Before adopting deduplication, one needs to consider all of the intangibles. The overhead associated with deduplicating the data, the additional time needed to recover the data and the risks associated with storing data in a deduplicated state contribute to the argument that deduplication is not a slam dunk in every circumstance.
So am I saying that one should stop reading this blog about HYDRAstor’s deduplication features and start shopping for disk drives at Wal-mart? Not exactly. But what I am saying is storage administrators, engineers and architects need to take a step back and take a look at the larger picture of what problems they are really trying to solve before implementing deduplication.

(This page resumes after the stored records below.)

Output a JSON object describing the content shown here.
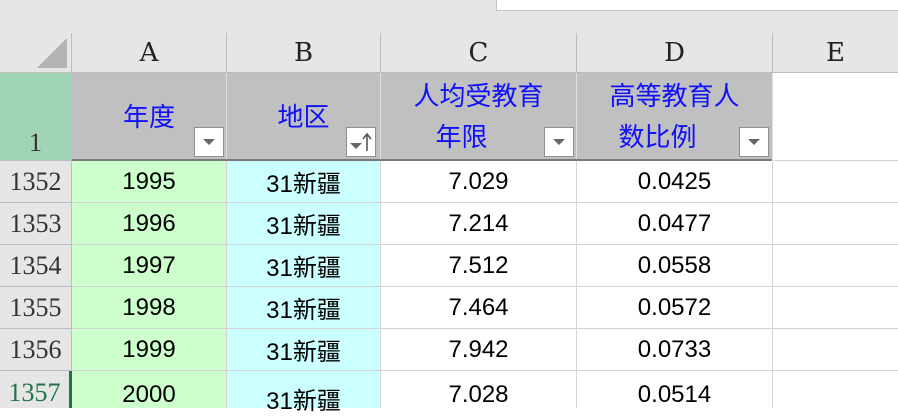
{
  "columns": [
    "A",
    "B",
    "C",
    "D",
    "E"
  ],
  "header": {
    "row_number": "1",
    "a": "年度",
    "b": "地区",
    "c_line1": "人均受教育",
    "c_line2": "年限",
    "d_line1": "高等教育人",
    "d_line2": "数比例"
  },
  "rows": [
    {
      "n": "1352",
      "year": "1995",
      "region": "31新疆",
      "edu_years": "7.029",
      "ratio": "0.0425"
    },
    {
      "n": "1353",
      "year": "1996",
      "region": "31新疆",
      "edu_years": "7.214",
      "ratio": "0.0477"
    },
    {
      "n": "1354",
      "year": "1997",
      "region": "31新疆",
      "edu_years": "7.512",
      "ratio": "0.0558"
    },
    {
      "n": "1355",
      "year": "1998",
      "region": "31新疆",
      "edu_years": "7.464",
      "ratio": "0.0572"
    },
    {
      "n": "1356",
      "year": "1999",
      "region": "31新疆",
      "edu_years": "7.942",
      "ratio": "0.0733"
    },
    {
      "n": "1357",
      "year": "2000",
      "region": "31新疆",
      "edu_years": "7.028",
      "ratio": "0.0514"
    }
  ],
  "colors": {
    "col_a_fill": "#ccffcc",
    "col_b_fill": "#ccffff",
    "header_fill": "#c0c0c0",
    "header_text": "#1010ff",
    "active_row": "#217346"
  }
}
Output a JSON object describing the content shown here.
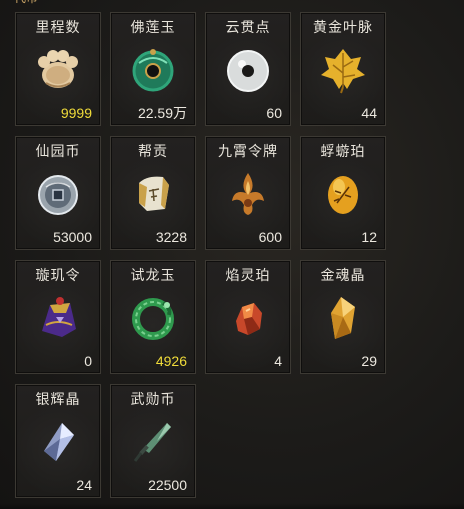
{
  "header": {
    "fragment": "代币"
  },
  "items": [
    {
      "name": "里程数",
      "count": "9999",
      "highlight": true,
      "icon": "paw-stone-icon"
    },
    {
      "name": "佛莲玉",
      "count": "22.59万",
      "highlight": false,
      "icon": "jade-disc-icon"
    },
    {
      "name": "云贯点",
      "count": "60",
      "highlight": false,
      "icon": "white-ring-icon"
    },
    {
      "name": "黄金叶脉",
      "count": "44",
      "highlight": false,
      "icon": "golden-leaf-icon"
    },
    {
      "name": "仙园币",
      "count": "53000",
      "highlight": false,
      "icon": "silver-coin-icon"
    },
    {
      "name": "帮贡",
      "count": "3228",
      "highlight": false,
      "icon": "scroll-token-icon"
    },
    {
      "name": "九霄令牌",
      "count": "600",
      "highlight": false,
      "icon": "flame-token-icon"
    },
    {
      "name": "蜉蝣珀",
      "count": "12",
      "highlight": false,
      "icon": "amber-insect-icon"
    },
    {
      "name": "璇玑令",
      "count": "0",
      "highlight": false,
      "icon": "purple-seal-icon"
    },
    {
      "name": "试龙玉",
      "count": "4926",
      "highlight": true,
      "icon": "green-dragon-jade-icon"
    },
    {
      "name": "焰灵珀",
      "count": "4",
      "highlight": false,
      "icon": "fire-amber-icon"
    },
    {
      "name": "金魂晶",
      "count": "29",
      "highlight": false,
      "icon": "gold-crystal-icon"
    },
    {
      "name": "银辉晶",
      "count": "24",
      "highlight": false,
      "icon": "silver-crystal-icon"
    },
    {
      "name": "武勋币",
      "count": "22500",
      "highlight": false,
      "icon": "jade-blade-icon"
    }
  ]
}
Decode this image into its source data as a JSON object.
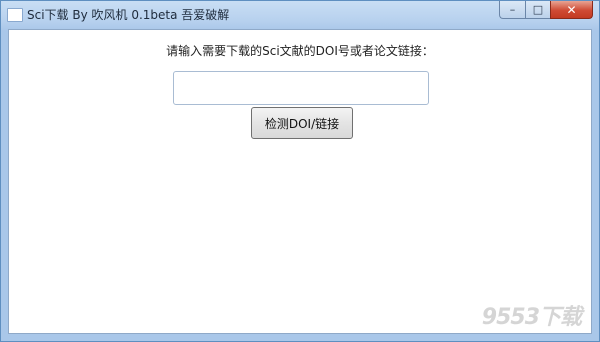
{
  "window": {
    "title": "Sci下载 By 吹风机 0.1beta 吾爱破解",
    "controls": {
      "minimize": "–",
      "maximize": "□",
      "close": "✕"
    }
  },
  "main": {
    "prompt": "请输入需要下载的Sci文献的DOI号或者论文链接：",
    "doi_input": {
      "value": "",
      "placeholder": ""
    },
    "detect_button_label": "检测DOI/链接"
  },
  "watermark": "9553下载"
}
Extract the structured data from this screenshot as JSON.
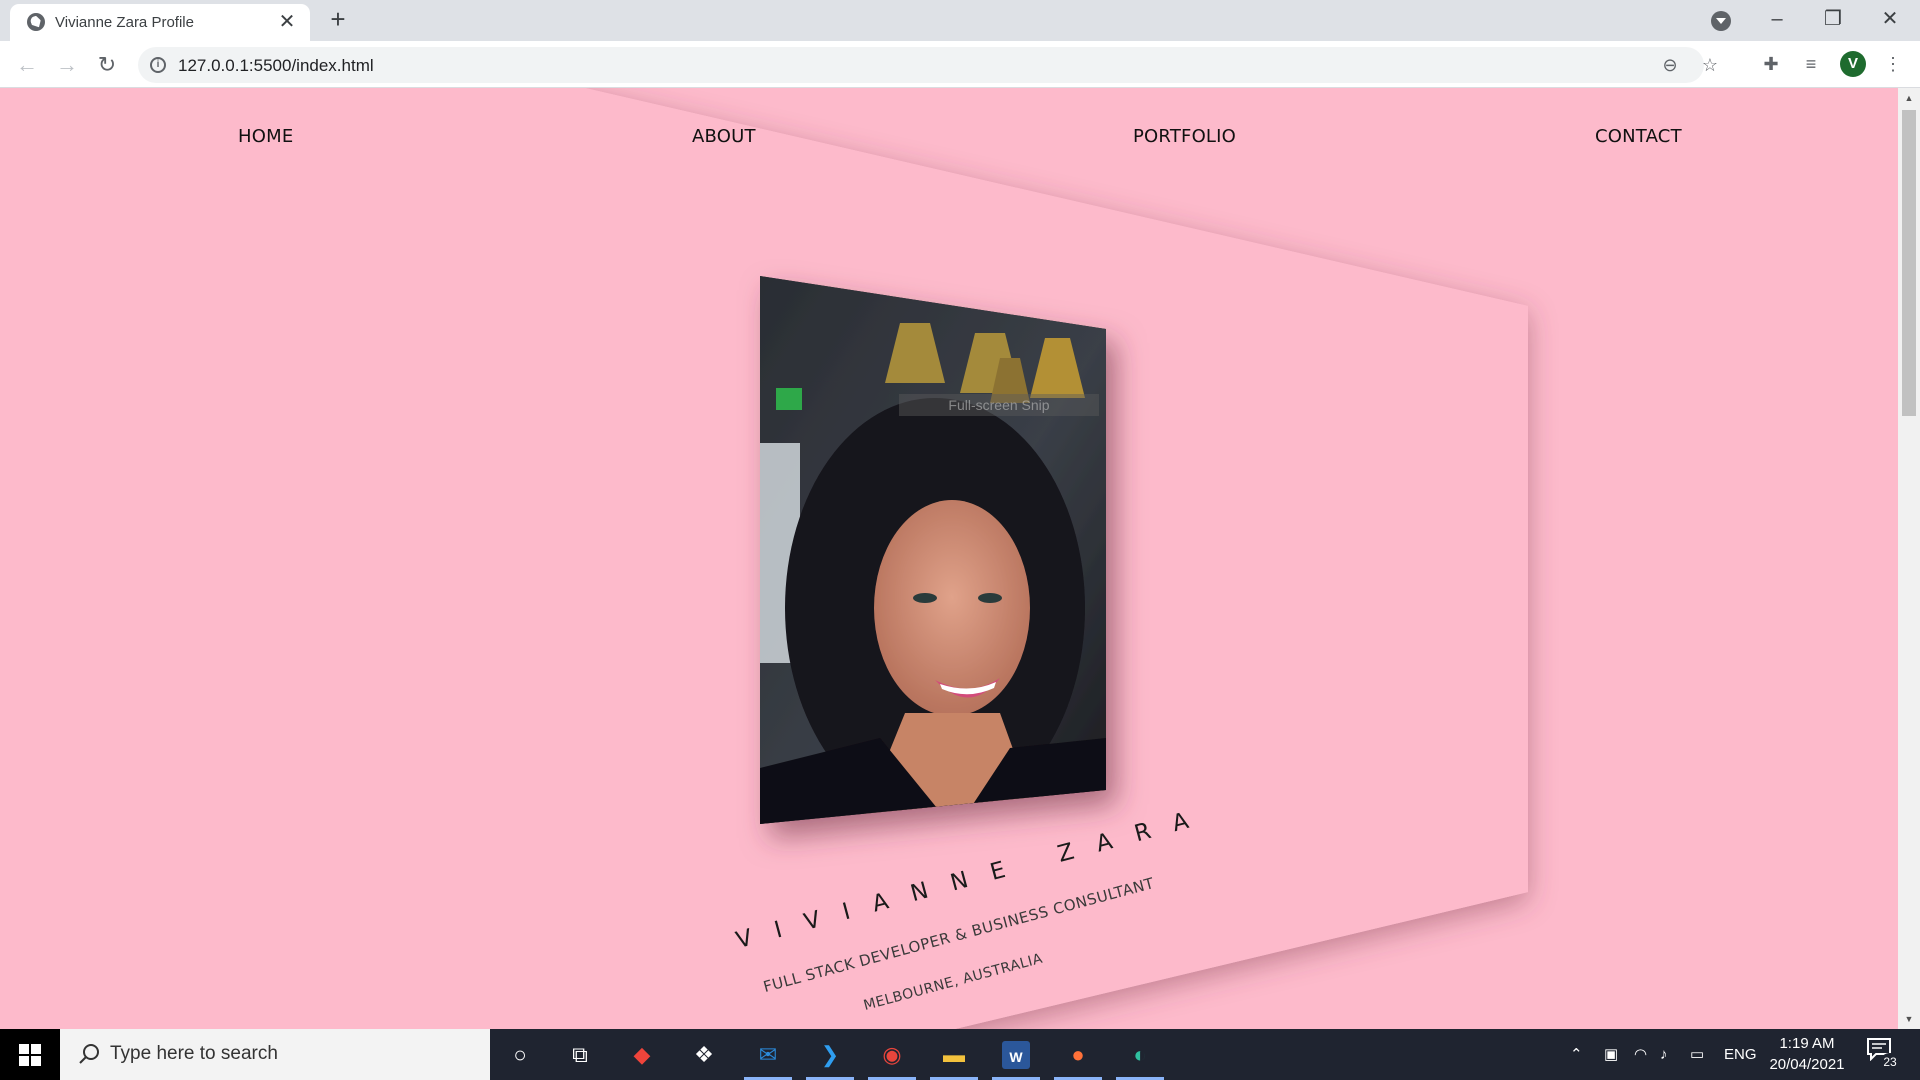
{
  "browser": {
    "tab_title": "Vivianne Zara Profile",
    "tab_close": "✕",
    "new_tab": "+",
    "url": "127.0.0.1:5500/index.html",
    "profile_initial": "V"
  },
  "page": {
    "nav": [
      "HOME",
      "ABOUT",
      "PORTFOLIO",
      "CONTACT"
    ],
    "name": "VIVIANNE ZARA",
    "role": "FULL STACK DEVELOPER & BUSINESS CONSULTANT",
    "location": "MELBOURNE, AUSTRALIA",
    "fullscreen_tip": "Full-screen Snip",
    "background_color": "#fdbacb"
  },
  "taskbar": {
    "search_placeholder": "Type here to search",
    "language": "ENG",
    "time": "1:19 AM",
    "date": "20/04/2021",
    "notification_count": "23"
  }
}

While reducing their data stores is one of the problems they are trying to solve, it is not the only one. The real problem that most companies are trying to solve with disk is improving their backup and recovery windows which, at the enterprise level, become a much more complex architectural challenge than just buying a storage system that supports deduplication.
This is what makes HYDRAstor an extremely compelling story. Yes, it does do deduplication and maybe even arguably better than other products. But more importantly its architecture addresses the reasons companies introduced disk-based backup in the first place – to improve the speed of their backups and recoveries. By delivering an architecture that can independently scale performance and capacity, companies can take advantage of the benefits of deduplication while at the same time providing fast backup and recovery times.
Deduplication will store data more efficiently in a smaller footprint – no one disputes that. Yet for companies who prioritize data reduction ratios above faster backup and recovery times, they will quickly be reminded that it was faster backup and recovery times, not data reduction, that was their primary motivation for switching to disk in the first place.